Ramping up Linked Data

As a keen observer of the digital ecosystem, one of the things that fascinates me is the evolution of Linked Data…

The Web took off the way it did due to many factors. Crucially it was easy to consume information but also it was easy to produce it – by the latter I mean that a unix systems administrator could, without specialist knowledge, put up a Web server and people could easily write some HTML to be served by it. To use our meme from last September, there was a “ramp” for consumers and one for producers too.

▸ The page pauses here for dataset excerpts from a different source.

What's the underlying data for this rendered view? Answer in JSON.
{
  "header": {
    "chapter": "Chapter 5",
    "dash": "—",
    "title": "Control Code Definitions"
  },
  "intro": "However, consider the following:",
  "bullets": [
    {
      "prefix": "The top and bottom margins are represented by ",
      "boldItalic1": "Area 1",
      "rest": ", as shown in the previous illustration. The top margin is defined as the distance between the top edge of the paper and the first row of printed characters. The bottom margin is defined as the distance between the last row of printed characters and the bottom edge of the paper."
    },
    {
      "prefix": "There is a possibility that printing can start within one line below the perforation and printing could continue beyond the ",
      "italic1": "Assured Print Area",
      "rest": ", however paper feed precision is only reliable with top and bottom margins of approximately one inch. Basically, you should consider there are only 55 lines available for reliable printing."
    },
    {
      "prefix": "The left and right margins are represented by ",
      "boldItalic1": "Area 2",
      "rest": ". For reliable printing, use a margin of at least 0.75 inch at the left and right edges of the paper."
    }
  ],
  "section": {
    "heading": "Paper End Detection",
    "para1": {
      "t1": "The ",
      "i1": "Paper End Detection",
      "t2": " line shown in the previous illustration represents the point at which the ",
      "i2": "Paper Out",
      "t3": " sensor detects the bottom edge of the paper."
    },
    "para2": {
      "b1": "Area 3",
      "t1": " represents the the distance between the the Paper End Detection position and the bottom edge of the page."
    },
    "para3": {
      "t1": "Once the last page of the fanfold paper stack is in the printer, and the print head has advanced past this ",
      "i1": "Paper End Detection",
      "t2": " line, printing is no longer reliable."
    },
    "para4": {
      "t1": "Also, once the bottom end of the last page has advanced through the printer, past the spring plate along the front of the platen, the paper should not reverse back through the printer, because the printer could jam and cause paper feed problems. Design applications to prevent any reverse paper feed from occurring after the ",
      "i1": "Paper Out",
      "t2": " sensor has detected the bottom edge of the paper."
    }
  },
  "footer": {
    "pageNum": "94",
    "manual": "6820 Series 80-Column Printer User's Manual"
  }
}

Something very interesting is happening with Linked Data: the producer ramp seems to have arrived before the consumer ramp; i.e. circumstances are such that there are incentives to produce before the consumers are fully tooled up.  This is different but not unnatural – the case for consumption is clearly better if there is something to consume (e.g. DVD players wouldn’t have been useful without DVDs!) The downside is the production practice might miss some usability requirements but, in the fluid world of the Web, we can expect to see this co-evolution.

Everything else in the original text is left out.